Ainsi l’ultime ballet de Tchaikovski – Casse-Noisette -créé à Saint-Pétersbourg quelques mois avant la mort du compositeur est-il programmé partout en cette période de Noël (la liste publiée par Bachtrack est éloquente !). En France et à Paris, on n’y échappe pas.

Je me réjouissais d’assister jeudi au concert de l’Orchestre national de France, qui annonçait l’intégrale de la musique du ballet (alors que l’Orchestre de Paris et son chef Klaus Mäkelä n’avaient programmé que le 1er acte, à la grande satisfaction certes d’Alain Lompech sur Bachtrack). J’attendais aussi le jeune chef tchèque Petr Popelka, pour des raisons qu’on n’a pas pris la peine de nous expliquer il a été remplacé par Fabien Gabel (une ressemblance capillaire ?)

Mais je m’attendais surtout – puisqu’on était à la Maison de la radio et de la musique – à la présence des voix de la Maîtrise de Radio France dans la merveilleuse valse des flocons de neige qui clôt le deuxième tableau du 1er acte. C’était l’occasion ou jamais de présenter une intégrale… vraiment intégrale. La présence au premier rang de la présidente de Radio France et de sa famille n’aura pas suffi.
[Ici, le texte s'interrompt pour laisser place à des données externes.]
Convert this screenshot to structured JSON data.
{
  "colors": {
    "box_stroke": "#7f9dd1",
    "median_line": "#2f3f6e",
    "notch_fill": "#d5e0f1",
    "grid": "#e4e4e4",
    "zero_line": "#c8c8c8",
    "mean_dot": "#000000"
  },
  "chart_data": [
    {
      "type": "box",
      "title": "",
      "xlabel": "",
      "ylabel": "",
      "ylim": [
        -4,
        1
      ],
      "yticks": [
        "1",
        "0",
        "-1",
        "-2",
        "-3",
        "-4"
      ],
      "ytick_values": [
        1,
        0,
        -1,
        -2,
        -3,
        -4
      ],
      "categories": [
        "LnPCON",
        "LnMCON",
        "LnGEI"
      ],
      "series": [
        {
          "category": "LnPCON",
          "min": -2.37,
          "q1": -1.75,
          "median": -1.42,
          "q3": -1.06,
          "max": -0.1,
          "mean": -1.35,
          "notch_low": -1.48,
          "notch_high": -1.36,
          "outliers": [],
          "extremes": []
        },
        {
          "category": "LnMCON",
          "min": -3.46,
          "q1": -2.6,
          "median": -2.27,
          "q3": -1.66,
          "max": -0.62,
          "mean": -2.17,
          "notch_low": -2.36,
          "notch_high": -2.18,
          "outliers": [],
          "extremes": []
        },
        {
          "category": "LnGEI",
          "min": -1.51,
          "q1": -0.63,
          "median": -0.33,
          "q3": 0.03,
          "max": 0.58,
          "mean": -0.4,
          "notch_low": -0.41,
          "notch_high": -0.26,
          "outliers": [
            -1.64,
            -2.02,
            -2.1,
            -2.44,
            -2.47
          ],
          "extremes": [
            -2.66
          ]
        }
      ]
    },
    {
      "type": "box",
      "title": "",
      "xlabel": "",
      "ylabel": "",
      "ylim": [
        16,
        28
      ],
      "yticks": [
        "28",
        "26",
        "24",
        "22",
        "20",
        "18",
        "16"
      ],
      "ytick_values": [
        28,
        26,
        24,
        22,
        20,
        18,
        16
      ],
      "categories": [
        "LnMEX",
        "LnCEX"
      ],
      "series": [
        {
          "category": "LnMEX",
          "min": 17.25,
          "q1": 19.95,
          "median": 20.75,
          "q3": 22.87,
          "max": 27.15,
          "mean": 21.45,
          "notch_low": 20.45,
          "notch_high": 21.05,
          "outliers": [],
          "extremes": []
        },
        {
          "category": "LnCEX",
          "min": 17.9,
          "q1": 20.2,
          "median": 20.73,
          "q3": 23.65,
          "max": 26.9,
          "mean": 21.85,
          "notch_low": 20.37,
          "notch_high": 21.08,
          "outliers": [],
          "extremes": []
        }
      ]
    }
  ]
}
Dommage !

Sachant la redoutable difficulté d’une partition qu’on connaît par coeur, je veux rester indulgent à l’égard d’un chef et d’un orchestre qui d’évidence auraient eu besoin de plus de répétitions ne serait-ce que pour mieux caractériser chaque scène, chaque épisode, où Tchaikovski fait preuve d’une invention mélodique, d’un traitement de la matière orchestrale, absolument extraordinaires (c’est dans Casse Noisette qu’on entend pour la première fois le célesta comme instrument soliste dans la fameuse Danse de la fée Dragée). Jeudi j’avais encore le souvenir très vif d’une soirée inoubliable du festival d’Aix-en-Provence 2009, où Simon Rattle et l’orchestre philharmonique de Berlin avaient donné (comme Mäkelä et l’Orchestre de Paris !), l’ouverture et le 1er acte de Casse-Noisette avant Le Sacre du printemps de Stravinsky. C’est avec émotion que je retrouve la critique qu’en avait faite dans Télérama le regretté Gilles Macassar, disparu en 2015 (lire son beau portrait de Fabienne Pascaud).

La Valse des flocons de neige… avec les voix d’enfants !

La Chauve-Souris

Autre « marronnier » des fins d’année, Die Fledermaus / La Chauve-Souris, l’opérette la plus populaire de Johann Strauss, qu’on programme à cette époque parce qu’elle s’inspire d’une pièce française de Meilhac et Halévy… le Réveillon ! (lire Revue de Chauves-Souris)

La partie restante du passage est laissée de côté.